Nawet potężne ładunki wybuchowe. Ludzie na rządowej liście podejrzanych o terroryzm nie mogą latać samolotami ani uzyskać wizy, jednak bez problemu moga kupić broń – donosi “New York Times”.
W ciągu ostatnich 5 lat podejrzani chcieli kupić broń prawie 1000 razy. Władze były zmuszone wydać powolenie w 90 procentach przypadków. Według nowojorskiego dziennika jedna z osób otrzymała nawet pozwolenie na zakup ponad 20 kilogramów materiałów wybuchowych. Zdaniem gazety sam fakt obecności na liście terrorystów nie dawał sprzedawcom prawa odmowy sprzedaży.
– To rażące przeoczenie oraz kwesta bezpieczeństwa narodowego – mówi Frank R. Lautenberg, demokratyczny senator demokrata, który proponuje wprowadzenie zmian w przepisach o dostępie do broni.
Planowana poprawka miałaby uprawomocnić odmowę kupna broni osobie, która znajduje się na liście podejrzanych.

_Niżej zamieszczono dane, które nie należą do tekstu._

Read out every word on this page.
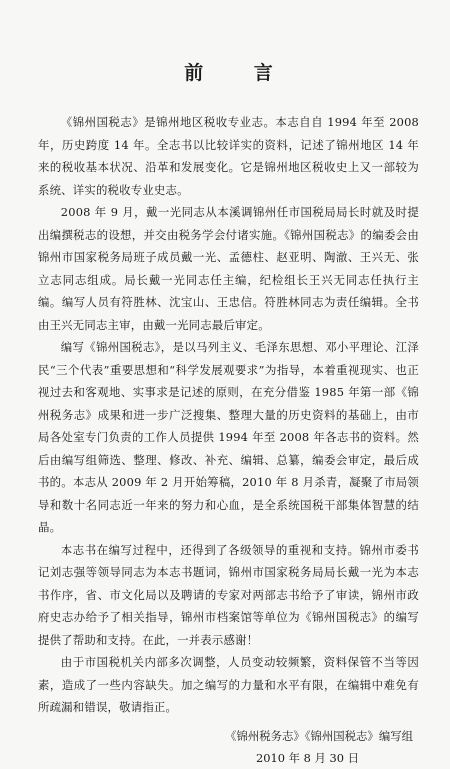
前 言

《锦州国税志》是锦州地区税收专业志。本志自自 1994 年至 2008 年，历史跨度 14 年。全志书以比较详实的资料，记述了锦州地区 14 年来的税收基本状况、沿革和发展变化。它是锦州地区税收史上又一部较为系统、详实的税收专业史志。

2008 年 9 月，戴一光同志从本溪调锦州任市国税局局长时就及时提出编撰税志的设想，并交由税务学会付诸实施。《锦州国税志》的编委会由锦州市国家税务局班子成员戴一光、孟德柱、赵亚明、陶澈、王兴无、张立志同志组成。局长戴一光同志任主编，纪检组长王兴无同志任执行主编。编写人员有符胜林、沈宝山、王忠信。符胜林同志为责任编辑。全书由王兴无同志主审，由戴一光同志最后审定。

编写《锦州国税志》，是以马列主义、毛泽东思想、邓小平理论、江泽民“三个代表”重要思想和“科学发展观要求”为指导，本着重视现实、也正视过去和客观地、实事求是记述的原则，在充分借鉴 1985 年第一部《锦州税务志》成果和进一步广泛搜集、整理大量的历史资料的基础上，由市局各处室专门负责的工作人员提供 1994 年至 2008 年各志书的资料。然后由编写组筛选、整理、修改、补充、编辑、总纂，编委会审定，最后成书的。本志从 2009 年 2 月开始筹稿，2010 年 8 月杀青，凝聚了市局领导和数十名同志近一年来的努力和心血，是全系统国税干部集体智慧的结晶。

本志书在编写过程中，还得到了各级领导的重视和支持。锦州市委书记刘志强等领导同志为本志书题词，锦州市国家税务局局长戴一光为本志书作序，省、市文化局以及聘请的专家对两部志书给予了审读，锦州市政府史志办给予了相关指导，锦州市档案馆等单位为《锦州国税志》的编写提供了帮助和支持。在此，一并表示感谢！

由于市国税机关内部多次调整，人员变动较频繁，资料保管不当等因素，造成了一些内容缺失。加之编写的力量和水平有限，在编辑中难免有所疏漏和错误，敬请指正。

《锦州税务志》《锦州国税志》编写组
2010 年 8 月 30 日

Jednak takie rozwiązanie ma też swoich przeciwników.
– Jesteśmy zainteresowani jakością tej listy. Przestrzegający prawa obywatele nie pownni mieć problemu z zakupem broni – tłumaczy Andrew Arulanandam rzecznik National Rifle Association, który obawia się, że pojawią się nadużycia w wykorzystywaniu kontrowersyjnego przepisu.
Poprawka senatora Lautenberga została już przedstawiona w 2007 roku jednak została zablokowana przez lobbystów NRA.